NEW GLASGOW — A second edition of Clyde Macdonald’s book, Nova Scotians In and Out of Court, has been published and will be officially introduced on August 10.
The launching is from 2 to 4 p.m.at the New Glasgow Library and will include light refreshment.
Proceeds from the book sales are directed to the Pictou County Roots Society, which is hosting the event.
“The book contains 200 pages and 89 photos, 13 of which are in colour,” he said. “I personally enjoy a book with lots of photos as photos tend to capture the reality of a true story.”
It is the 16th book written by Macdonald, a retired lawyer and judge who has also become, in his words, “a history enthusiast.”
“The notable New Glasgow historian James M. Cameron has written 15 books and with the help of the Pictou County Roots Society, we have surpassed that mark,” he said.
Macdonald starts his book with a chapter on life along the east branch of the East River, a partial salute to Sunny Brae where he grew up. Parallel chapters feature N. W. Mason, managing director and majority owner of the Roseland Theatre in New Glasgow.
Another chapter outlines how the late Dr. Carrie Best was removed from the theatre on December 29, 1941 for sitting in the so called “white section” of the theatre. Best sued the Roseland Theatre Company, as well as Mason, for $5,504. The case was decided on May 14, 1942 before A Supreme Court judge and jury in Pictou.
There is also the usual assortment of court cases Macdonald enjoys sharing.
One has special meaning for Macdonald and prompted him to research and write about a similar miscarriage of justice.

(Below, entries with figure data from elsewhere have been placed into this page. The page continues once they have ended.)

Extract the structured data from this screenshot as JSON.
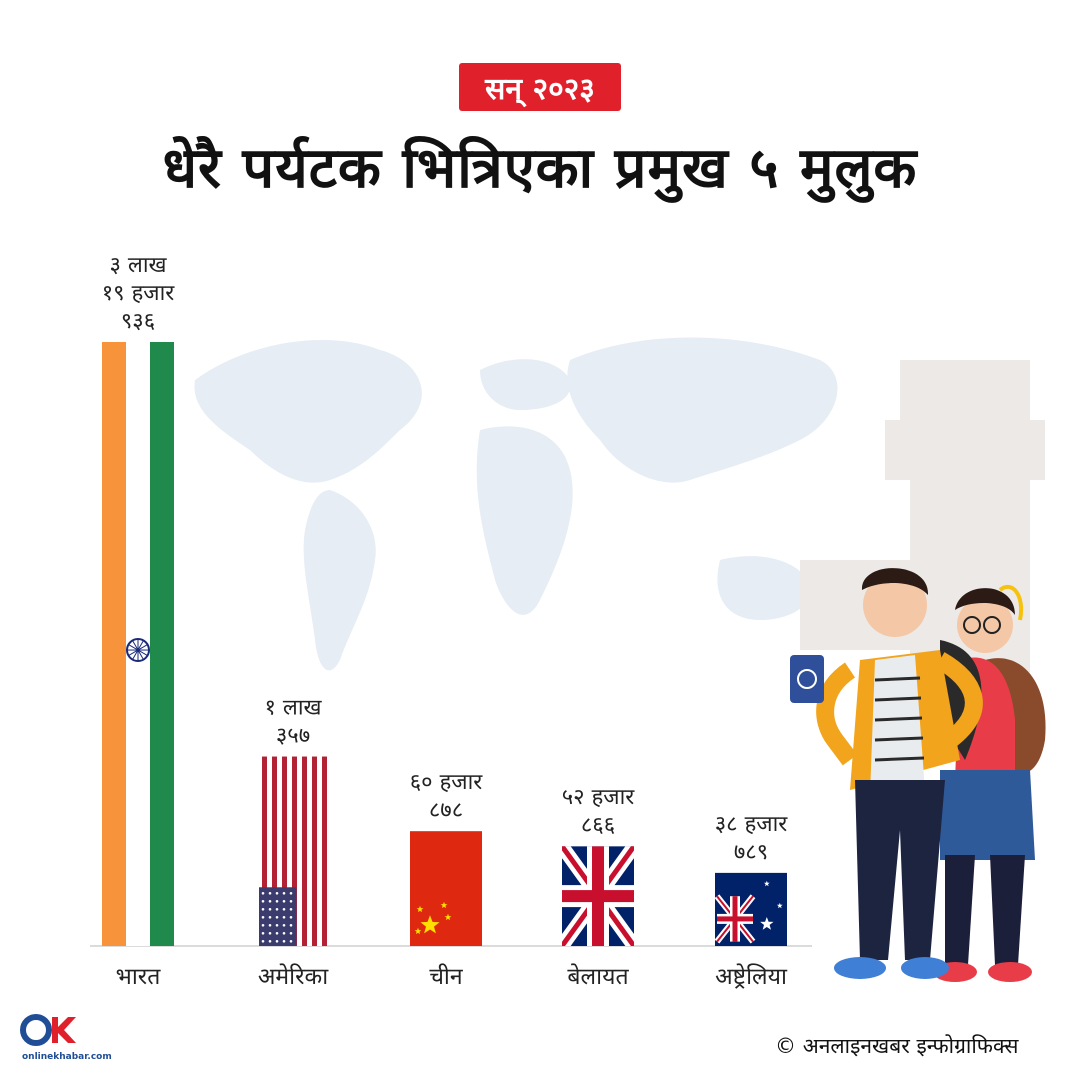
{
  "header": {
    "year_badge": "सन् २०२३",
    "title": "धेरै पर्यटक भित्रिएका प्रमुख ५ मुलुक"
  },
  "chart_data": {
    "type": "bar",
    "title": "धेरै पर्यटक भित्रिएका प्रमुख ५ मुलुक",
    "categories": [
      "भारत",
      "अमेरिका",
      "चीन",
      "बेलायत",
      "अष्ट्रेलिया"
    ],
    "values": [
      319936,
      100357,
      60878,
      52866,
      38789
    ],
    "value_labels": [
      [
        "३ लाख",
        "१९ हजार",
        "९३६"
      ],
      [
        "१ लाख",
        "३५७"
      ],
      [
        "६० हजार",
        "८७८"
      ],
      [
        "५२ हजार",
        "८६६"
      ],
      [
        "३८ हजार",
        "७८९"
      ]
    ],
    "bar_fill": [
      "india-flag",
      "usa-flag",
      "china-flag",
      "uk-flag",
      "australia-flag"
    ],
    "ylim": [
      0,
      319936
    ],
    "grid": false,
    "xlabel": "",
    "ylabel": ""
  },
  "colors": {
    "accent": "#e0212c",
    "india_saffron": "#f7943b",
    "india_green": "#1f8a4c",
    "us_red": "#b22234",
    "us_blue": "#3c3b6e",
    "china_red": "#de2910",
    "china_star": "#ffde00",
    "uk_blue": "#012169",
    "uk_red": "#c8102e"
  },
  "footer": {
    "credit_symbol": "©",
    "credit_text": "अनलाइनखबर इन्फोग्राफिक्स",
    "logo_mark": "OK",
    "logo_text": "onlinekhabar.com"
  }
}
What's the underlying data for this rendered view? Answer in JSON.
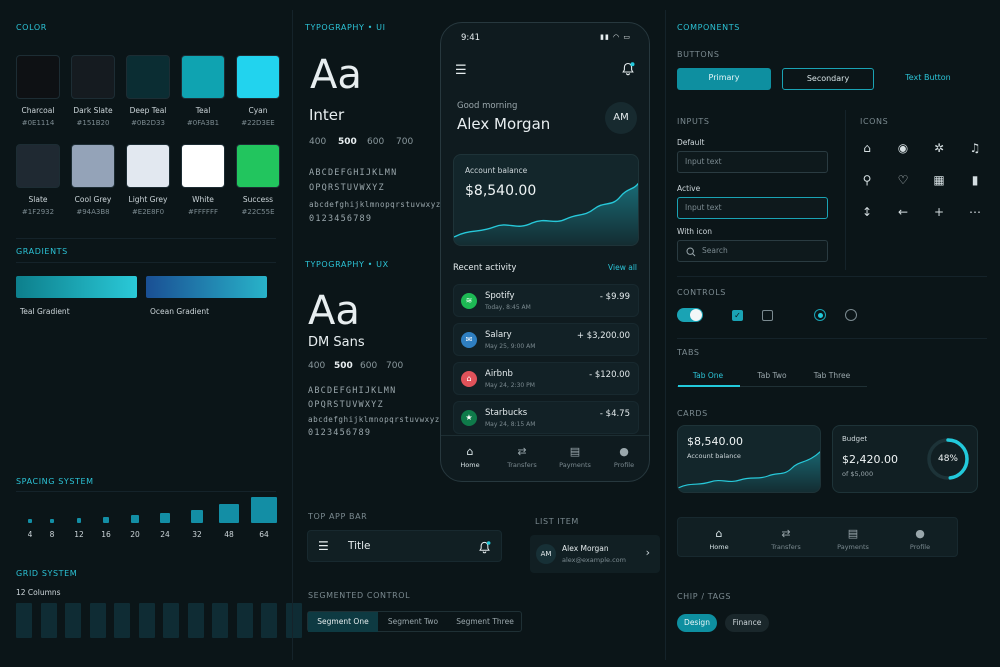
{
  "color": {
    "title": "COLOR",
    "swatches": [
      {
        "name": "Charcoal",
        "hex": "#0E1114"
      },
      {
        "name": "Dark Slate",
        "hex": "#151B20"
      },
      {
        "name": "Deep Teal",
        "hex": "#0B2D33"
      },
      {
        "name": "Teal",
        "hex": "#0FA3B1"
      },
      {
        "name": "Cyan",
        "hex": "#22D3EE"
      },
      {
        "name": "Slate",
        "hex": "#1F2932"
      },
      {
        "name": "Cool Grey",
        "hex": "#94A3B8"
      },
      {
        "name": "Light Grey",
        "hex": "#E2E8F0"
      },
      {
        "name": "White",
        "hex": "#FFFFFF"
      },
      {
        "name": "Success",
        "hex": "#22C55E"
      }
    ]
  },
  "gradients": {
    "title": "GRADIENTS",
    "items": [
      {
        "name": "Teal Gradient",
        "from": "#0d7f8c",
        "to": "#2ac9d8"
      },
      {
        "name": "Ocean Gradient",
        "from": "#1a4f94",
        "to": "#28b3c9"
      }
    ]
  },
  "spacing": {
    "title": "SPACING SYSTEM",
    "values": [
      4,
      8,
      12,
      16,
      20,
      24,
      32,
      48,
      64
    ]
  },
  "grid": {
    "title": "GRID SYSTEM",
    "label": "12 Columns",
    "columns": 12
  },
  "typo_ui": {
    "title": "TYPOGRAPHY • UI",
    "sample": "Aa",
    "font": "Inter",
    "weights": [
      "400",
      "500",
      "600",
      "700"
    ],
    "glyph1": "ABCDEFGHIJKLMN",
    "glyph2": "OPQRSTUVWXYZ",
    "glyph3": "abcdefghijklmnopqrstuvwxyz",
    "glyph4": "0123456789"
  },
  "typo_ux": {
    "title": "TYPOGRAPHY • UX",
    "sample": "Aa",
    "font": "DM Sans",
    "weights": [
      "400",
      "500",
      "600",
      "700"
    ],
    "glyph1": "ABCDEFGHIJKLMN",
    "glyph2": "OPQRSTUVWXYZ",
    "glyph3": "abcdefghijklmnopqrstuvwxyz",
    "glyph4": "0123456789"
  },
  "phone": {
    "time": "9:41",
    "greeting": "Good morning",
    "user": "Alex Morgan",
    "initials": "AM",
    "balance_label": "Account balance",
    "balance": "$8,540.00",
    "recent": "Recent activity",
    "view_all": "View all",
    "activity": [
      {
        "name": "Spotify",
        "date": "Today, 8:45 AM",
        "amount": "- $9.99",
        "color": "#1db954",
        "icon": "spotify-icon"
      },
      {
        "name": "Salary",
        "date": "May 25, 9:00 AM",
        "amount": "+ $3,200.00",
        "color": "#2f7fc1",
        "icon": "salary-icon"
      },
      {
        "name": "Airbnb",
        "date": "May 24, 2:30 PM",
        "amount": "- $120.00",
        "color": "#e0525a",
        "icon": "airbnb-icon"
      },
      {
        "name": "Starbucks",
        "date": "May 24, 8:15 AM",
        "amount": "- $4.75",
        "color": "#0f7a4a",
        "icon": "starbucks-icon"
      }
    ],
    "nav": [
      "Home",
      "Transfers",
      "Payments",
      "Profile"
    ]
  },
  "top_app_bar": {
    "title": "TOP APP BAR",
    "label": "Title"
  },
  "list_item": {
    "title": "LIST ITEM",
    "name": "Alex Morgan",
    "email": "alex@example.com",
    "initials": "AM"
  },
  "segmented": {
    "title": "SEGMENTED CONTROL",
    "segments": [
      "Segment One",
      "Segment Two",
      "Segment Three"
    ]
  },
  "components": {
    "title": "COMPONENTS",
    "buttons_title": "BUTTONS",
    "primary": "Primary",
    "secondary": "Secondary",
    "text_button": "Text Button",
    "inputs_title": "INPUTS",
    "default_label": "Default",
    "default_ph": "Input text",
    "active_label": "Active",
    "active_ph": "Input text",
    "withicon_label": "With icon",
    "search_ph": "Search",
    "icons_title": "ICONS",
    "controls_title": "CONTROLS",
    "tabs_title": "TABS",
    "tabs": [
      "Tab One",
      "Tab Two",
      "Tab Three"
    ],
    "cards_title": "CARDS",
    "card1_value": "$8,540.00",
    "card1_label": "Account balance",
    "budget_label": "Budget",
    "budget_value": "$2,420.00",
    "budget_of": "of $5,000",
    "budget_pct": "48%",
    "budget_fraction": 0.48,
    "nav": [
      "Home",
      "Transfers",
      "Payments",
      "Profile"
    ],
    "chips_title": "CHIP / TAGS",
    "chips": [
      "Design",
      "Finance"
    ]
  }
}
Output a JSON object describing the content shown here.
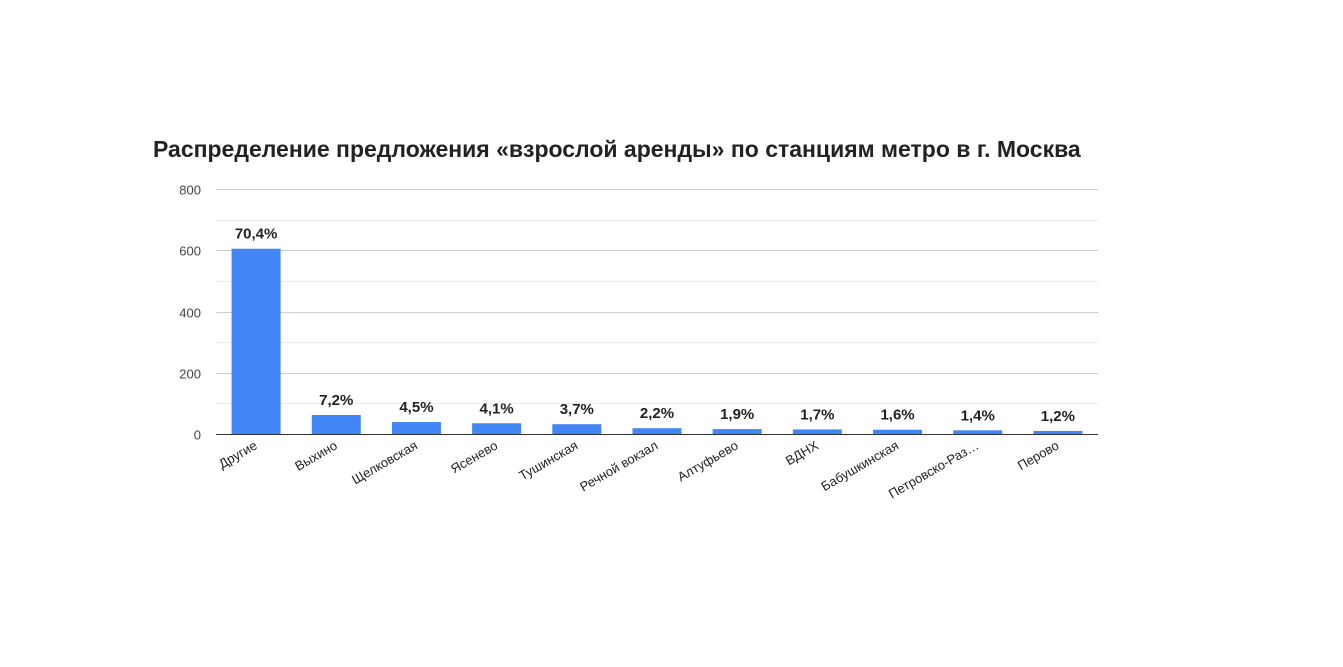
{
  "chart_data": {
    "type": "bar",
    "title": "Распределение предложения «взрослой аренды» по станциям метро в г. Москва",
    "xlabel": "",
    "ylabel": "",
    "ylim": [
      0,
      800
    ],
    "yticks": [
      "0",
      "200",
      "400",
      "600",
      "800"
    ],
    "grid": true,
    "legend": "none",
    "bar_color": "#4285f4",
    "categories": [
      "Другие",
      "Выхино",
      "Щелковская",
      "Ясенево",
      "Тушинская",
      "Речной вокзал",
      "Алтуфьево",
      "ВДНХ",
      "Бабушкинская",
      "Петровско-Раз…",
      "Перово"
    ],
    "values": [
      605,
      62,
      39,
      35,
      32,
      19,
      16,
      15,
      14,
      12,
      10
    ],
    "labels": [
      "70,4%",
      "7,2%",
      "4,5%",
      "4,1%",
      "3,7%",
      "2,2%",
      "1,9%",
      "1,7%",
      "1,6%",
      "1,4%",
      "1,2%"
    ]
  }
}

“Glen Assoun of Halifax was recently exonerated in the Nova Scotia Supreme Court of Halifax for a murder he didn’t commit after almost 17 years in prison,” Macdonald noted. “Assoun’s lawyer, Sean Macdonald, claimed that the former federal Minister of Justice, Mrs. Jody Wilson-Raybould, sat for a year and a half on the recommendation to order a new trial for Assoun. After she was replaced by David Lametti as minister of Justice, he ordered a new trial for Assoun after just a month and a half in office.”
Macdonald’s chapter is about a murder case involving a 17-year-old accused boy, Lyman Darrt from Green Oak, Col. Co., and how quickly the federal justice minister at the time reacted to petitions for a new trial or commuting the sentence to life imprisonment.
“The new trial took place in Nova Scotia Supreme Court with a judge and jury at Truro,” Macdonald wrote. “Dartt was found guilty of murder on December 10, 1897 and was to be hanged on March 8, 1898. On the same day of the sentencing, new evidence came forward and during the ensuing days, 5,000 individuals signed a petition to have the federal minister of justice order a new trial.”
Numerous downtown new Glasgow businessmen and 14 practising lawyers from Truro were among those who signed.